Mathilde, Pollux ou Nathanael, qui que tu sois
Je t'écris cet article, à toi
Parce que tu me manques, chou.
On a beau se voir chaque semaine, plus ou moins longtemps, les vieux jours avec toi me manquent.
Parce qu'aujourd'hui, dans ce maigre rayon de soleil en janvier, je me suis rendue compte combien j'aimais ces soirées où nous étions allongées dans le jardin, à parler de tout. Vraiment de tout. Ces journées où on se roulait dans l'herbe, jouait avec les chiens, riait sans s'arrêter, se tapait dessus avec des bâtons...
Alors voilà, quand toi tu tires tes coups de gueule, moi je souris en pensant à toi. Je souris tristement parce que nous avons changé, parce que nous nous sommes éloignées et tout simplement parce que je suis nostalgique. Encore et toujours. De plus en plus. Je souris jusqu'à en rire, sans savoir pourquoi, ou juste parce que je me souviens.

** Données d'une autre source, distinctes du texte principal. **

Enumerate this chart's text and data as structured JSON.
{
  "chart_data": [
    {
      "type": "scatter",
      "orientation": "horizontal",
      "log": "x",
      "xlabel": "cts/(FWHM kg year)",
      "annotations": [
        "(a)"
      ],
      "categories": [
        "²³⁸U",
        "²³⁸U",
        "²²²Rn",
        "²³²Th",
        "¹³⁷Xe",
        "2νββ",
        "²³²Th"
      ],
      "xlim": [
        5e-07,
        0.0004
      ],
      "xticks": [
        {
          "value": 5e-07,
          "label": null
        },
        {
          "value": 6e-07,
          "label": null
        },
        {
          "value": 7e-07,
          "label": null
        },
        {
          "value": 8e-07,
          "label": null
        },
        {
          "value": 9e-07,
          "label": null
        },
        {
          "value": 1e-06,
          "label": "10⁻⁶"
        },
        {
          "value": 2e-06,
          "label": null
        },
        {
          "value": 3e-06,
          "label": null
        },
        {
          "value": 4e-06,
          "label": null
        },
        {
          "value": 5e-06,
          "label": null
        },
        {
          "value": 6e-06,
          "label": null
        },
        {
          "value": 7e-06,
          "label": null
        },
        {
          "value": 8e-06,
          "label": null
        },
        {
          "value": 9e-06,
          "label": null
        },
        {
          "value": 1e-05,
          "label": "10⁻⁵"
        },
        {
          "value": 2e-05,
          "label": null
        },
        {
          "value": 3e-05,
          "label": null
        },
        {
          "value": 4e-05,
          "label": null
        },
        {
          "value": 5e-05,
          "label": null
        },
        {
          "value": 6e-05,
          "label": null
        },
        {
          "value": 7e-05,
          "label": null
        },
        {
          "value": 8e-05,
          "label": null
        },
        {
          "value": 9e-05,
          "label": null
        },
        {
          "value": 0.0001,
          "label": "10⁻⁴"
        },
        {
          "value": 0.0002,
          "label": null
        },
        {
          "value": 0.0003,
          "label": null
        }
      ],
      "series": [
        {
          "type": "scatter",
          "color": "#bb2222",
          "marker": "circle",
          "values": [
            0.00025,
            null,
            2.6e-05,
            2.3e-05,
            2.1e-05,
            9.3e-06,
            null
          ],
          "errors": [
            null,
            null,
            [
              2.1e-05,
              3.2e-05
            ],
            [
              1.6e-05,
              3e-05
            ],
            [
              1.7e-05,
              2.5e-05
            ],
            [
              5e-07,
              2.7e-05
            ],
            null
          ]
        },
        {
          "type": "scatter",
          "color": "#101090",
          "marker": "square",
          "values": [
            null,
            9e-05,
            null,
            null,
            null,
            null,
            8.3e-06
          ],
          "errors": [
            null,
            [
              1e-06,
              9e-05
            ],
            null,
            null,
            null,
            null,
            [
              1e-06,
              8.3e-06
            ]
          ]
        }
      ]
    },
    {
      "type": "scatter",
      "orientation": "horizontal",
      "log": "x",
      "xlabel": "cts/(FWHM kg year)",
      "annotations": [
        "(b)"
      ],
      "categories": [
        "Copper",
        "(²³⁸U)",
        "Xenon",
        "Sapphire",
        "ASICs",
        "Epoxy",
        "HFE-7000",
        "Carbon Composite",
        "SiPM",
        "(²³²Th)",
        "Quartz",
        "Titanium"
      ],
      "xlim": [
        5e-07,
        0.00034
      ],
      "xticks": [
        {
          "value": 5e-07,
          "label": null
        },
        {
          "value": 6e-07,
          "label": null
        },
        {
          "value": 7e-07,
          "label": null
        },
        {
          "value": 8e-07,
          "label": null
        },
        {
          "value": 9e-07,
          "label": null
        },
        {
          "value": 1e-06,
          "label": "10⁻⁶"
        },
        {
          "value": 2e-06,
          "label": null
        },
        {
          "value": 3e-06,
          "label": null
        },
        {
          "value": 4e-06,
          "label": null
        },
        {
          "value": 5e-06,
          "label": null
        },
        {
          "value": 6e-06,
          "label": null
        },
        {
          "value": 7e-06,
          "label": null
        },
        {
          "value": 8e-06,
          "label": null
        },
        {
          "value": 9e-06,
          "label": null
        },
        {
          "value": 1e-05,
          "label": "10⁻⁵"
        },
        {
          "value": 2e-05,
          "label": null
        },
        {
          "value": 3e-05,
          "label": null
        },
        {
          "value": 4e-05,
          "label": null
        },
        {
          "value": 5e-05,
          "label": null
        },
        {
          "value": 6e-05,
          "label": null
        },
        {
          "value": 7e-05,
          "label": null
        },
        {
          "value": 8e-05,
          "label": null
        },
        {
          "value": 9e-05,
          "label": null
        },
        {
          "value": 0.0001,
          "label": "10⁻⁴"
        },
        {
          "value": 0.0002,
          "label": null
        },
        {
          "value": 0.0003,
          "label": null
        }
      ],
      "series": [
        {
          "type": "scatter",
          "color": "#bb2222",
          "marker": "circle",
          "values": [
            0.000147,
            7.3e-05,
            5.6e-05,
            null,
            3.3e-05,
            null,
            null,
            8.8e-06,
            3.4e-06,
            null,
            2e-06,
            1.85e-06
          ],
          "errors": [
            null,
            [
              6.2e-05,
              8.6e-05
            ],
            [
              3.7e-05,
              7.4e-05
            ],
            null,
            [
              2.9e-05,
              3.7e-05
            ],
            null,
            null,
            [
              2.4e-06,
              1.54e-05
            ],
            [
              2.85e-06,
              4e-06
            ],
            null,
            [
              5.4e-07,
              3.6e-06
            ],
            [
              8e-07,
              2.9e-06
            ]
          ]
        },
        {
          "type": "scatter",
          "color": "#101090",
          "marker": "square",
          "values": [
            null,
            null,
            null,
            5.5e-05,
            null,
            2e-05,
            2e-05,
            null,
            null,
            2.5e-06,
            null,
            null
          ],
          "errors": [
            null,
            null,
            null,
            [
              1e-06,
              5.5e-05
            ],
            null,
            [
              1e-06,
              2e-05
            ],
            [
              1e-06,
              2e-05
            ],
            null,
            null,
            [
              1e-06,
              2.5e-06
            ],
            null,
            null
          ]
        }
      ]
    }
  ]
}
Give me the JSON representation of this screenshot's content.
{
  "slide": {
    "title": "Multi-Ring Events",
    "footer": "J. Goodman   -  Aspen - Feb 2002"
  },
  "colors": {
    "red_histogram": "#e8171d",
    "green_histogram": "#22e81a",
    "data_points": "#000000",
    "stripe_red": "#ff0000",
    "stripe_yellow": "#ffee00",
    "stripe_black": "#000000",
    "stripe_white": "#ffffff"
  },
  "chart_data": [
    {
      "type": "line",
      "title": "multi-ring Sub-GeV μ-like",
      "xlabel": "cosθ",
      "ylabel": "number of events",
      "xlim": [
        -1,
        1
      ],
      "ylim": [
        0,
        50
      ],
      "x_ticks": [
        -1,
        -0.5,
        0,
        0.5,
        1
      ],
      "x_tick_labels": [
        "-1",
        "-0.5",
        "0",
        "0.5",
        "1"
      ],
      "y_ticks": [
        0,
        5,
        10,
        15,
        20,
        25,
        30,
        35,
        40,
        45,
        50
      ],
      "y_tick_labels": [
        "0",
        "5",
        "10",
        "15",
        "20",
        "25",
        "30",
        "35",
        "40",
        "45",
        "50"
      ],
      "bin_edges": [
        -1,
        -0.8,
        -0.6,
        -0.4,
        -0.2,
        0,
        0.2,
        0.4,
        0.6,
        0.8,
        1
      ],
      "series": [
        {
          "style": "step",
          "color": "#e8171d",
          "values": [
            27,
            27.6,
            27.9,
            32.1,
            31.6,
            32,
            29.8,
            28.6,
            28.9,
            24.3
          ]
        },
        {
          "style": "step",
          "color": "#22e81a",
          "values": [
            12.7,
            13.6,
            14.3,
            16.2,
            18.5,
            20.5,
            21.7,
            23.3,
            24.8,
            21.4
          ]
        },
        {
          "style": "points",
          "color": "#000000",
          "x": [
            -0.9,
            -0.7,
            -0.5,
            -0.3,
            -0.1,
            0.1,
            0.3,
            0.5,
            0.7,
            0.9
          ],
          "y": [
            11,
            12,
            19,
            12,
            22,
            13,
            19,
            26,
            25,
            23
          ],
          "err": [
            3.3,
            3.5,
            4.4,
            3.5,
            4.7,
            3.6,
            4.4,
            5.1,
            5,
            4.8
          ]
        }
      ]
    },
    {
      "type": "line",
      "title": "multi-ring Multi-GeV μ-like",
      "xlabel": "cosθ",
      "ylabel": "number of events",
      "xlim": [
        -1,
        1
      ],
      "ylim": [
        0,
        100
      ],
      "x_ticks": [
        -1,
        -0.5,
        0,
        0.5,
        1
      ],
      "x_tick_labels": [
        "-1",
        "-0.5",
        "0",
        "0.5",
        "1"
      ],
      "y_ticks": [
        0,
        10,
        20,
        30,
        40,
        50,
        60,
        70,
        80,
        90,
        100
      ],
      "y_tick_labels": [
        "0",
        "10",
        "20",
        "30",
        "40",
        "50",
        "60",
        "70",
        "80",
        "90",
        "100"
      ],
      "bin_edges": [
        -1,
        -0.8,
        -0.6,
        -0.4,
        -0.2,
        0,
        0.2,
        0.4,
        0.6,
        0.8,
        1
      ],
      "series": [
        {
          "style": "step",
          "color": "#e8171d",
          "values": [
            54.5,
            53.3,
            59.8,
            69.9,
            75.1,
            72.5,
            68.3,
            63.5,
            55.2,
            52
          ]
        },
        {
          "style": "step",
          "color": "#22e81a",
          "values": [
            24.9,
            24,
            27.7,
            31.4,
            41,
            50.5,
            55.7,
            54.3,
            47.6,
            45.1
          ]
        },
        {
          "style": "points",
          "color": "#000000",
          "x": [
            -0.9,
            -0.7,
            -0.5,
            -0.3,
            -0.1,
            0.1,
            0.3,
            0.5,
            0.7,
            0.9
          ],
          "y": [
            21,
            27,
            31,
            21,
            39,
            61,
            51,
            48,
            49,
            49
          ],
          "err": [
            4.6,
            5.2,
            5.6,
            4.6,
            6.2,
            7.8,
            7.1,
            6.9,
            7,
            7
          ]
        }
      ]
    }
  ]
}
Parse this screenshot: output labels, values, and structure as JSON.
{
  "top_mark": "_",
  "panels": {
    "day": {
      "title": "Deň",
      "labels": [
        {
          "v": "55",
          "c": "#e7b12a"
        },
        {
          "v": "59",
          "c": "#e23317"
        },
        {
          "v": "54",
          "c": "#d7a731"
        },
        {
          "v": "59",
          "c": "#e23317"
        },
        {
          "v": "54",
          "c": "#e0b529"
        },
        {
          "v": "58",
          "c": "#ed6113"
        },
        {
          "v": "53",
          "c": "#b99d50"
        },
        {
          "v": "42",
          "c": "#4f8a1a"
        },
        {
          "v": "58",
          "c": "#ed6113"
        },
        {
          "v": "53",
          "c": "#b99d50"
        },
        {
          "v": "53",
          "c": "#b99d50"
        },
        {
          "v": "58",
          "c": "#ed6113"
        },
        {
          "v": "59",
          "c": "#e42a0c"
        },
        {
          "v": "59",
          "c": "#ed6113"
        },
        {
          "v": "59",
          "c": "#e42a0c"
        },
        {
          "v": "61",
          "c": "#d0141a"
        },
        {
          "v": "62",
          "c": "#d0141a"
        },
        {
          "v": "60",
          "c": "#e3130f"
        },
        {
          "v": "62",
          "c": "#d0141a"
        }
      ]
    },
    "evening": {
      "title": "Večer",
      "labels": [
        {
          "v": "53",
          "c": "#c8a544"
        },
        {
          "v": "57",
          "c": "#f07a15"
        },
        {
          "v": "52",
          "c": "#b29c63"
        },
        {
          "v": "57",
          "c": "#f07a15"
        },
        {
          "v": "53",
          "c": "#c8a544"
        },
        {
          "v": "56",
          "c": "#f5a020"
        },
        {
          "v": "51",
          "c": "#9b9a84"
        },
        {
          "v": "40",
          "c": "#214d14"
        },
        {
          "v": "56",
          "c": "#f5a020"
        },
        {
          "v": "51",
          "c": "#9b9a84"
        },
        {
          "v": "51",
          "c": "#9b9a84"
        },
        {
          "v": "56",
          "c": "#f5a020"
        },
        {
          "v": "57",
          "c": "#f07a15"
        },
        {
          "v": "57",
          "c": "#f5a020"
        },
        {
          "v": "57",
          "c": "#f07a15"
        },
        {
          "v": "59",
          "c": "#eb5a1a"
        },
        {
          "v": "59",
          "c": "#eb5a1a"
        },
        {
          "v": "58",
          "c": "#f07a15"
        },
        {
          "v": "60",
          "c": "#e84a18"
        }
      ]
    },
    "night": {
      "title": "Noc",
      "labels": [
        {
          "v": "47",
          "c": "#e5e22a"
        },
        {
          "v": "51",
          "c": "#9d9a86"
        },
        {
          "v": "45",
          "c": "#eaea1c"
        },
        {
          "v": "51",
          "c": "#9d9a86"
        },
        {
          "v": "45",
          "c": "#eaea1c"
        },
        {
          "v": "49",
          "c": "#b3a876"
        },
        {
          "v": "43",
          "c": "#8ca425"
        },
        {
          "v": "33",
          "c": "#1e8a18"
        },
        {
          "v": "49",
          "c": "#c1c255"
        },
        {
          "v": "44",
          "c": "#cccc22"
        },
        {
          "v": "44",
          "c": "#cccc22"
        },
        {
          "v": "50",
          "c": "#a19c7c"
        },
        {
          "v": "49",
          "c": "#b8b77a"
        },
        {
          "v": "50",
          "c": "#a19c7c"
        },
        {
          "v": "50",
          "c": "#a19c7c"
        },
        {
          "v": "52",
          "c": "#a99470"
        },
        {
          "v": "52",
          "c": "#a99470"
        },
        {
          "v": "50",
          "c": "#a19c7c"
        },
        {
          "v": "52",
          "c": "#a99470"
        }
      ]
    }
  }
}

Je suis en peignoir, mes cheveux mouillés en bordel, et je t'écris. J'ai froid aux pieds, ainsi, affalée sur ma chaise qui me fait mal au cul. Mais penser à toi entraine tellement d'autres souvenirs... En passant de Zachary Quinto à mon poisson rouge, Freedom, que si je tourne la tête, maintenant, j'ai l'impression que je pourrais le voir à sa place, ou encore les One Piece que je dévorais en cours. Et puis revient aussi Mme N. ou l'autre abruti de chanteur, Matthieu. Beaucoup de choses me reviennent. Mais pas tout. J'ai oublié. Tout s'éloigne en même temps que je te perds.
Tous ces mots maladroitement formulés pour te dire que je ne veux pas être oubliée... C'est bête d'être aussi égoïste, pas vrai?
Mais je t'aime et c'est ainsi. Si tu veux m'oublier, n'oublie au moins pas CA.